# Electronic – OpAmp Precision Half Wave Rectifier

operational-amplifierprecision-rectifier

I am currently studying OpAmps and one of the topics that came up was the applications of OpAmp circuits. In particular, I was learning about precision rectifiers (using non-inverting version of it, thus the diode is pointing away from the "out" terminal of the OpAmp). The thing I cannot figure out is how does the OpAmp bypass the Vf limitations that regular full bridge rectifiers face. In other words, say for V_in = 0, the voltage at the inverting terminal is close to 0 as we assume an ideal device. Therefore, the voltage at the OpAmp output terminal is 0.7 volts higher than that of the inverting input. My assumption is that if V_in remains at 0, the voltage at the output terminal will stay at 0.7 volts.

To summarize the question, what properties of the OpAmp cause it to create and sustain that voltage difference that keeps the diode "on". Isn't it just easier for the OpAmp to establish 0 volts at the output and thus 0 volts at the inverting input node?

#### Best Answer

Consider the simple precision half wave rectifier shown.

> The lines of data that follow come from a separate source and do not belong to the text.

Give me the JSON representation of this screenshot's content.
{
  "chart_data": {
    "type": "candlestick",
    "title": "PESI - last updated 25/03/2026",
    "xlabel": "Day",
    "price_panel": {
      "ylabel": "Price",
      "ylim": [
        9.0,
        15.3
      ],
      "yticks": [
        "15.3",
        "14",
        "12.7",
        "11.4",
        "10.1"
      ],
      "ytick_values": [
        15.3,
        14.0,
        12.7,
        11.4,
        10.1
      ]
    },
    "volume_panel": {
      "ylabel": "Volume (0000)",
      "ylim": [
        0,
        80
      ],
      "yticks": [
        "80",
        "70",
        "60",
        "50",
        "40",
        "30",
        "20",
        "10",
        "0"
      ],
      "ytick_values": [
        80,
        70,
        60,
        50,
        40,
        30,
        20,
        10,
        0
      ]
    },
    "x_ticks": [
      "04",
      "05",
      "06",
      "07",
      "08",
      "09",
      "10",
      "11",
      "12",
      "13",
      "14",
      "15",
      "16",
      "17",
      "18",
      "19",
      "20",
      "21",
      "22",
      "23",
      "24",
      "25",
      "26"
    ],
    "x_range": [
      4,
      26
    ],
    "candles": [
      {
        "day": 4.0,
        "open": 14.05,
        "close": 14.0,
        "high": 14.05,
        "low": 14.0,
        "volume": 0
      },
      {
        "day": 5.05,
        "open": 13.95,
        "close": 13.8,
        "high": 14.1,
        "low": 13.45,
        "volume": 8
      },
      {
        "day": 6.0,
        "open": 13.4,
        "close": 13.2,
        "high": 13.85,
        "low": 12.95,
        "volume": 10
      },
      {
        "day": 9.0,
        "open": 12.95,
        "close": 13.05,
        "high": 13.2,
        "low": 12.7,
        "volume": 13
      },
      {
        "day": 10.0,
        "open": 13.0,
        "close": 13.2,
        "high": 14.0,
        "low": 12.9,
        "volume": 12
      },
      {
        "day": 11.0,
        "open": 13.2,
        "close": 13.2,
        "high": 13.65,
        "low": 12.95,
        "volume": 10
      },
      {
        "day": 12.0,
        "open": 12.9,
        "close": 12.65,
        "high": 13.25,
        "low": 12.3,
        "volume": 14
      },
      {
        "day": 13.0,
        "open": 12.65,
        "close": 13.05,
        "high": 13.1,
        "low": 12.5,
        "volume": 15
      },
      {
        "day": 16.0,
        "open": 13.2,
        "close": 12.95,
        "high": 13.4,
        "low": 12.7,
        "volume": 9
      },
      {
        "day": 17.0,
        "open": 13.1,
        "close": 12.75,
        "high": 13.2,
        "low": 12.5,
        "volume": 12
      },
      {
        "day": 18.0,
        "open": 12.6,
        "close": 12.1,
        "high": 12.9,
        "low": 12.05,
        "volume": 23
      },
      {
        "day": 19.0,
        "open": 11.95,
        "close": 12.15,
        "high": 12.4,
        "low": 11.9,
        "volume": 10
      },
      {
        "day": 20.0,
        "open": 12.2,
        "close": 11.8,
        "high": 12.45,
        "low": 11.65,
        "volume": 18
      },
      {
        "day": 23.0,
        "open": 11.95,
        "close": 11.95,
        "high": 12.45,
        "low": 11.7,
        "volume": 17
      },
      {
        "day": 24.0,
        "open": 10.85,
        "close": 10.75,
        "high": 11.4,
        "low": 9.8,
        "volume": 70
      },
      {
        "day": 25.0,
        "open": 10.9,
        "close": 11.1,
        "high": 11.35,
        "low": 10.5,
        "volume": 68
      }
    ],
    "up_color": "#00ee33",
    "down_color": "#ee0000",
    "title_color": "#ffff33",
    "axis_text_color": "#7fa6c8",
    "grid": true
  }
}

Let the open loop gain of op-amp be \$A\$.

From the circuit, the voltage at cathode can be calculated as $$V_{anode} = A(V_{in} - V_{cathode})\tag1$$

Now the diode will conduct when $$V_{anode} > V_{cathode} + 0.7V\tag2$$

$$A(V_{in} - V_{cathode}) > V_{cathode} + 0.7V$$ $$V_{in} > \frac{A+1}{A}V_{cathode} + \frac{0.7}{A}$$

For A >> 1, we can write $$V_{in} > V_{cathode} + \frac{0.7}{A}\tag3$$

When the diode conducts, the circuit becomes a voltage follower and \$V_{out}=V_{in}\$. And when the diode does not conduct \$V_{out}=0\$. So the op-amp + diode can be replaced with a diode D1 with cut-in voltage 0.7/A. And as \$A \rightarrow \infty\$, this cut-in voltage \$V_{D_1}\rightarrow 0\$.

simulate this circuit – Schematic created using CircuitLab

Low amplitude voltage can make the precision diode forward biased because of the gain provided by the op-amp. So an ideal operational amplifier can make can make the non-ideal diode an ideal one.

EDIT: (Taken from OP's comment)

So ideally, for \$V_{in} = 0\$, \$V_{out}\$ and the voltage at the output node are both 0, but as soon as \$V_{in}\$ becomes just slightly greater than 0, assuming infinite gain, voltage at the output terminal will overcome \$V_f\$ needed to turn on the diode and the circuit will become a unity gain amplifier.